Die ungarische Bevölkerung blickt derweil mit einer Mischung aus großer Hoffnung und verständlicher Skepsis auf den angekündigten Wandel, da das Versprechen einer lückenlosen Gleichheit vor dem Gesetz nach Jahren der Enttäuschung nun erst durch reale Taten untermauert werden muss.

Why is Hungary leaving the International Criminal Court?

Kritiker aus dem Lager der gestürzten Regierung warnen unterdessen vor einer vermeintlichen Demontage nationaler Institutionen und werfen der neuen Tisza-Regierung vor, die ungarische Souveränität voreilig an supranationale Behörden in Brüssel zu opfern, um geopolitische Wohlfälligkeit zu erlangen.

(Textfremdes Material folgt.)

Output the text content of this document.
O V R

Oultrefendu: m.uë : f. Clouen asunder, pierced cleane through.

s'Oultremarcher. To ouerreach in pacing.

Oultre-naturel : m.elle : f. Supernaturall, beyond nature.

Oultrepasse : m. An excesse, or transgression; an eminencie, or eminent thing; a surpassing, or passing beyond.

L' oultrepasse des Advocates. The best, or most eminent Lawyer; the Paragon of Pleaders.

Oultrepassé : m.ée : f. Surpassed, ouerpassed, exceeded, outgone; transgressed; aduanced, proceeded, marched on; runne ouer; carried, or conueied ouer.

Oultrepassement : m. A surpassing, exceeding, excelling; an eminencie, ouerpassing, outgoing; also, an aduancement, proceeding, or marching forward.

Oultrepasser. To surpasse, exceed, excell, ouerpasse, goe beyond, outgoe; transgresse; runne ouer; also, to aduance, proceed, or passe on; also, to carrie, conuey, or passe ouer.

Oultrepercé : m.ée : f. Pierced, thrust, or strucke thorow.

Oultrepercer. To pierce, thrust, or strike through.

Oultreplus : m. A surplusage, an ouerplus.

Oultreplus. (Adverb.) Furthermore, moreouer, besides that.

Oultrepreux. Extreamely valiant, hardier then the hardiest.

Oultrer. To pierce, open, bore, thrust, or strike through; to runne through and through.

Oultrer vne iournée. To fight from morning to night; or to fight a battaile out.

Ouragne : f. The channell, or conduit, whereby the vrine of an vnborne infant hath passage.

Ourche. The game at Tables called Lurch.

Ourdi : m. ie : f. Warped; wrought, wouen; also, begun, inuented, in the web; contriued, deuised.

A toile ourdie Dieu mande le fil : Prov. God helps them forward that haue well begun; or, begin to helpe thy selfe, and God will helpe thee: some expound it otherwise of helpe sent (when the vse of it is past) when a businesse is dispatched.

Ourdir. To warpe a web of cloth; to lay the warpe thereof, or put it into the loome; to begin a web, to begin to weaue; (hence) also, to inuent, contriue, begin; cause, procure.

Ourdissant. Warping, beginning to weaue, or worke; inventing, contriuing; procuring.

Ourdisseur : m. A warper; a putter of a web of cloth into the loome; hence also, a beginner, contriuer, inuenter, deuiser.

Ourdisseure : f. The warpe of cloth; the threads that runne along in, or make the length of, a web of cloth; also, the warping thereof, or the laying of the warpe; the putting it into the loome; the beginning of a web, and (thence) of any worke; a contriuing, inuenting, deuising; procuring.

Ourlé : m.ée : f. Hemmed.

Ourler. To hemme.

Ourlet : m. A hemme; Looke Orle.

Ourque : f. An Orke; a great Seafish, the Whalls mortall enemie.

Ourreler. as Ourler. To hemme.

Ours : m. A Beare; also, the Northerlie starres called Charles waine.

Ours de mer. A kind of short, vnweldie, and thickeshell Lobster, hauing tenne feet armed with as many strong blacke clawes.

Dem halten Befürworter der Reform entgegen, dass echter Heimatschutz und wahre Souveränität erst dann beginnen, wenn die Steuergelder der eigenen Bürger und die Gelder der europäischen Partner effektiv vor dem unrechtmäßigen Zugriff einer korrupten oligarchischen Kaste geschützt sind.

Die kommenden Monate werden zeigen, ob die ungarischen Ermittlungsbehörden unter dem neuen europäischen Kontrollregime die methodische Stärke und Unabhängigkeit besitzen, um auch hochkomplexe Wirtschaftskriminalität ohne Ansehen der Person oder des politischen Parteibuchs konsequent aufzudecken.

Mit der Umsetzung dieser tiefgreifenden Reformen verlässt Ungarn den Pfad des illiberalen Sonderwegs in Europa und sendet ein unmissverständliches Signal an andere Staaten der Region, dass der Missbrauch öffentlicher Gelder keine dauerhafte Bestandsgarantie besitzt.

Am Ende dieses historischen Wendepunkts steht fest, dass der juristische Kampf um Ungarns Seele begonnen hat, und die Einführung der europäischen Kontrollmechanismen das Potenzial besitzt, das Land dauerhaft in den Kreis der transparent agierenden europäischen Demokratien zurückzuführen.